Scott had been daydreaming about how Dad used to bring him here to go surfing together. It was a rude awakening.
“Me? Scars? No mate, not got a single one on me” he said.
“Bullshit!” laughed Carlson. “All of us get scarred some way or another”
“Well we know you certainly are Carlo” sniggered Dean.
In his mind, even though they were mates, Scott ferociously envied their happiness. He hadn’t been that happy since the day Dad got him chips on Manly Beach. Why are they so lucky? They don’t know what it’s like to see your parent nearly die. How would they like if it happened to them?!
The sun soon set behind the mountains, and Dean and Carlson thought it was a great time to test their sparkler bomb. Much to Scott’s annoyance, they announced it to the entire party as a present for Carlson’s little sister.
As people began to make their way slowly down to the beach, curious to see what this firework was, Scott considered disappearing when everyone was gone and catch a bus home. Mum would be happy he went, his friends would be happy he came, and he would be happy it was over. But something was telling him to go down to the beach. He followed the crowd, cursing his gut reaction.
Everyone was standing a good few metres back when he arrived. Dean acted as a windshield, struggling to light the fuse with his Mum’s cigarette lighter. Nervous patience hung in the air. An angry cloud watched from the horizon, melding with the black, sparkling sea.
“Okay! Here it comes guys!” roared Dean, running back from the fuse, now a small spark in the darkness.
Scott seemed ignorant of the building excitement from the birthday crowd. The single sparkler fizzled violently down towards the bomb, disappearing out of sight. All that could be heard was the sound of rolling waves.
Then a furious roar flew across the beach as the sparks shot up into the sky for dozens of metres, lighting up every contour on the beach, flying higher and higher. Then in a flash it was gone, a few small sparkles fell through the smoke to the ground.
The crowd roared ferociously in appreciation, moving forward to see the bomb’s remains. All the sparklers were just crumpled ash, the electrical tape melted all along the sand. At the heart of the mess was a small, smoking fire, as the last of the magnesium burned away.

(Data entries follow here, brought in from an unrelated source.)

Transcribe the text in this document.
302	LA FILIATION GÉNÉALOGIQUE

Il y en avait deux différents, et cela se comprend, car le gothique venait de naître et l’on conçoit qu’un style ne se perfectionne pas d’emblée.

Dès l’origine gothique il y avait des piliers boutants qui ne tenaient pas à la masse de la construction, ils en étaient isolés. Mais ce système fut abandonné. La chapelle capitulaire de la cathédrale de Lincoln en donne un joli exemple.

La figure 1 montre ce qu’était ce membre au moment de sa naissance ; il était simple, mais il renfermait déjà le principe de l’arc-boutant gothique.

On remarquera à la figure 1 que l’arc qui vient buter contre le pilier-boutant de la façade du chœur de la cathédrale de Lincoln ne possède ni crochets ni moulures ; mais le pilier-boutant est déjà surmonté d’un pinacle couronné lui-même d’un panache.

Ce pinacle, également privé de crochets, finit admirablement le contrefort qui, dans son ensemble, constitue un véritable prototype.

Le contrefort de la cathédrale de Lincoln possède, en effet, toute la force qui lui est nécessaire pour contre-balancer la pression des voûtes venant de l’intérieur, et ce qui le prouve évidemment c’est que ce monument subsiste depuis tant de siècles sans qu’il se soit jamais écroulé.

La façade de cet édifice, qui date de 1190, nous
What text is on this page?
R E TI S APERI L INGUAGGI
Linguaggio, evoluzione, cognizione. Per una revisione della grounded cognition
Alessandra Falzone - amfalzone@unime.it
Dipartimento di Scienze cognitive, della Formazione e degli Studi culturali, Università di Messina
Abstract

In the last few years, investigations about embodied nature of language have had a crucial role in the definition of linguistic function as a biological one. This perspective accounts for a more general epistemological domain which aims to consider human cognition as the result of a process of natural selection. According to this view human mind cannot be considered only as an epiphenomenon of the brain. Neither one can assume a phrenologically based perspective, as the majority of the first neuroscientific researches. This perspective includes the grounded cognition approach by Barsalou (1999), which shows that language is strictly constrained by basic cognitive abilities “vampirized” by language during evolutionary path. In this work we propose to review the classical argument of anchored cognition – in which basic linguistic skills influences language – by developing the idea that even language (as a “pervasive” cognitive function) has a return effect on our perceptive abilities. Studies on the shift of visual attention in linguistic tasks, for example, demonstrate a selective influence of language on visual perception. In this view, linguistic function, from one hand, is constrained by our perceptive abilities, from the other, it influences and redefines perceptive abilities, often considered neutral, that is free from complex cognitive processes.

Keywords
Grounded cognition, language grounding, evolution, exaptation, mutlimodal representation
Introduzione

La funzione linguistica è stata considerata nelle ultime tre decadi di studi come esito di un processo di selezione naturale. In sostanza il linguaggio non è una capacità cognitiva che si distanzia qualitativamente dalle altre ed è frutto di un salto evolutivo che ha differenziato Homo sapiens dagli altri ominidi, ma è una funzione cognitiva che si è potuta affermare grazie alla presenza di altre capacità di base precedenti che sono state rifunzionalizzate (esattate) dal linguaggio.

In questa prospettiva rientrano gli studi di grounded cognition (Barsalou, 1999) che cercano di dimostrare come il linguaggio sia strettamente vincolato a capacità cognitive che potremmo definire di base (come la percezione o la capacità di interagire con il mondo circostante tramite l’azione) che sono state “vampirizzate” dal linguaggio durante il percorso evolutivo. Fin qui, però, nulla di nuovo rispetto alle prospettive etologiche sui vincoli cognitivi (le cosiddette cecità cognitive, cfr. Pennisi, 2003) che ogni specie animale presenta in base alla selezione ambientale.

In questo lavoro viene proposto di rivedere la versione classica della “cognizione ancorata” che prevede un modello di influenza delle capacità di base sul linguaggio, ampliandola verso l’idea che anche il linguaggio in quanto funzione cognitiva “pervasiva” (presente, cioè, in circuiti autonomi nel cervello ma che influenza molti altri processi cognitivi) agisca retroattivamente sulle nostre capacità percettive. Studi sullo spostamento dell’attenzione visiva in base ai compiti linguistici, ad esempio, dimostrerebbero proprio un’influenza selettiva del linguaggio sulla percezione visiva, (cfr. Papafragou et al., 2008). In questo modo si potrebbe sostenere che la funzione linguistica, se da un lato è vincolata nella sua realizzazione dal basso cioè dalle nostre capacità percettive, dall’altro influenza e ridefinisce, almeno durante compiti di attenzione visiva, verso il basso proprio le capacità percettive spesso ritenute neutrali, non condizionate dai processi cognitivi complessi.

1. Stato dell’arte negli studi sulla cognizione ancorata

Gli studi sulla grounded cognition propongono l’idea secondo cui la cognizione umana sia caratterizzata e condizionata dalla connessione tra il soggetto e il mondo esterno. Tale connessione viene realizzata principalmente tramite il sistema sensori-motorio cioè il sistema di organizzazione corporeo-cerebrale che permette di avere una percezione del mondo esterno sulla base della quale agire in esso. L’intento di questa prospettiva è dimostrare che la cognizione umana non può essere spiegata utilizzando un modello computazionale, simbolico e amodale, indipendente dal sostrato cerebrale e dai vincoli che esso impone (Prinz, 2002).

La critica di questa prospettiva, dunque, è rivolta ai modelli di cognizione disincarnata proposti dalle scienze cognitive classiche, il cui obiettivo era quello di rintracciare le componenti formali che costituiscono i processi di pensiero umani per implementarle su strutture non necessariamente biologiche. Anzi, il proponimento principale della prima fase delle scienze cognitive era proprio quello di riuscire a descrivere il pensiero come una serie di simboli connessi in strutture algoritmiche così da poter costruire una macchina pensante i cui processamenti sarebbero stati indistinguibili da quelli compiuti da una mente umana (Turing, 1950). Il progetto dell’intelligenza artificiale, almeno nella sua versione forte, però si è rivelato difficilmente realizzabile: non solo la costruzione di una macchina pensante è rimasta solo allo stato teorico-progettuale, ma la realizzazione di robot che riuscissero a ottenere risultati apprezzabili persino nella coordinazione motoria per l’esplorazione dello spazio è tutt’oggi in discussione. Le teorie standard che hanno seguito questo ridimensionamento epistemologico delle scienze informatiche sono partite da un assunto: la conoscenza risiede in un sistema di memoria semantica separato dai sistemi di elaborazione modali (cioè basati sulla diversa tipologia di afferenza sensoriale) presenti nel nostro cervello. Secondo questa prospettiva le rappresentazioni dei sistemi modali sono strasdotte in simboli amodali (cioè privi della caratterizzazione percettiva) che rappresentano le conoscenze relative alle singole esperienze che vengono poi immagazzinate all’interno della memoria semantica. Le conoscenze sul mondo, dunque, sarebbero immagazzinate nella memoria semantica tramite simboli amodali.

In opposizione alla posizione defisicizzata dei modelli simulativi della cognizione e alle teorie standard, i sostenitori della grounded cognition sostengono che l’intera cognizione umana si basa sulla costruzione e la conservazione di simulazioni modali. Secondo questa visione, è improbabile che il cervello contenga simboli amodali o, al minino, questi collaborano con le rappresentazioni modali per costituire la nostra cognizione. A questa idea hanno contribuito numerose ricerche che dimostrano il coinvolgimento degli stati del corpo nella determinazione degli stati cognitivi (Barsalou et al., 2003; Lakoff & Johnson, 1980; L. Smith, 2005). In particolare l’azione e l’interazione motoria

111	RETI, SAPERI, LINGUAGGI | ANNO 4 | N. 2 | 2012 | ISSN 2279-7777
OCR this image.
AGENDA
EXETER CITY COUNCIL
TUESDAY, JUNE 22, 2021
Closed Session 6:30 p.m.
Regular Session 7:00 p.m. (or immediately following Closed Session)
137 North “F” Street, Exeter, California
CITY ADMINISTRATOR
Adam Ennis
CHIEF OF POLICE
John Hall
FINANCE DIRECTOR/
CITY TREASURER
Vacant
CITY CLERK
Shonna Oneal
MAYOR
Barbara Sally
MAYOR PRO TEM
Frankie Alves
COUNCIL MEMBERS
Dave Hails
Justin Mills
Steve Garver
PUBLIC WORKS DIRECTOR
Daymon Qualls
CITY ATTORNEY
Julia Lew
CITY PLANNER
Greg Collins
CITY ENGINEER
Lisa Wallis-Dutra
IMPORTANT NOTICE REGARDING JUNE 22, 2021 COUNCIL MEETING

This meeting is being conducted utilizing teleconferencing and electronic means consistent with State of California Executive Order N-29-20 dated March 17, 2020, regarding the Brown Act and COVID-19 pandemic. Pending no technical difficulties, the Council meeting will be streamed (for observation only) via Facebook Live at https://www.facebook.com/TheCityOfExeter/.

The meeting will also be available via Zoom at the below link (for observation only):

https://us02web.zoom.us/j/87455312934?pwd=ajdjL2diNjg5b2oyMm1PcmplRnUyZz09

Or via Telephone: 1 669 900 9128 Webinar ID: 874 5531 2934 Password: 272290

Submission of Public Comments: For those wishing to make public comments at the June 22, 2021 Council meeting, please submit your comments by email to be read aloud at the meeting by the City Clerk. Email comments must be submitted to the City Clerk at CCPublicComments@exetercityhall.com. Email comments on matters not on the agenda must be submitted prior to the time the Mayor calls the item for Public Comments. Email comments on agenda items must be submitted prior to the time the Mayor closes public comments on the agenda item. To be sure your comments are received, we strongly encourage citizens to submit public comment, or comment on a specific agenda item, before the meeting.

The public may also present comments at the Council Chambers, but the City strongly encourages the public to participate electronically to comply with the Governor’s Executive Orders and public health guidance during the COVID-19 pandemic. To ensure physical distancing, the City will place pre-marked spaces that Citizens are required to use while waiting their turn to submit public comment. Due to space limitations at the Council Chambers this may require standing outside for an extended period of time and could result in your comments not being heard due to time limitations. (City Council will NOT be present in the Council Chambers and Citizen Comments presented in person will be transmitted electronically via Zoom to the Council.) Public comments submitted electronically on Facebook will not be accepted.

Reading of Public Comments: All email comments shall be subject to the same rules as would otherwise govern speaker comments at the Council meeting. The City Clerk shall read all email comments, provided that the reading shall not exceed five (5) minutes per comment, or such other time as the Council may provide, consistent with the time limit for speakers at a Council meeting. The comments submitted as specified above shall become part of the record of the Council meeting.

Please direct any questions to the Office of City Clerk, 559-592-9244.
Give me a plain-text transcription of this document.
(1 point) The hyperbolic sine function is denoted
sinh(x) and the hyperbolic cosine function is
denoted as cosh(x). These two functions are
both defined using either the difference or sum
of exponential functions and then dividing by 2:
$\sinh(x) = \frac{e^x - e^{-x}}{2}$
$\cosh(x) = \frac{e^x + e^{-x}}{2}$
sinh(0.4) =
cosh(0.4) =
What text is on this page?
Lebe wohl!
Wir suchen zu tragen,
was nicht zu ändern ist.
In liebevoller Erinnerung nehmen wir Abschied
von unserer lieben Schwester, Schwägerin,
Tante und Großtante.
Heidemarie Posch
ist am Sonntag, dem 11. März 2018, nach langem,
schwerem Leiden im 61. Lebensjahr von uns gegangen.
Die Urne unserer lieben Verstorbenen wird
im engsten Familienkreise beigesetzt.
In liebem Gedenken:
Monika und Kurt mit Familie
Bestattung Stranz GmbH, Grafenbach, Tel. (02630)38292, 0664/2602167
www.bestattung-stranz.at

Scott smiled. Dad would have loved to have seen that. It was a shame he wasn’t there. But in that small illumination, he recognised why he wasn’t.
Just like that? That little sparkler bomb? It seemed silly, but in that instance, he realised all the dreams, the meetings with Mrs Ryan, all thoughts of Mum since his accident: they were his memories, staring back, telling him this was his life now. He accepted it. It happened, and he had no control over it.
He took back his negative thoughts earlier, he would not wish Dad’s accident upon anyone. Anyone at all. If anything, he realised how stupid he was for not appreciating people caring. It was hard to describe the feeling, but it was something like a release.
He didn’t know what to do now. All he knew was that he didn’t feel like hiding from it anymore. That feeling felt good. The best feeling he had felt in a long time.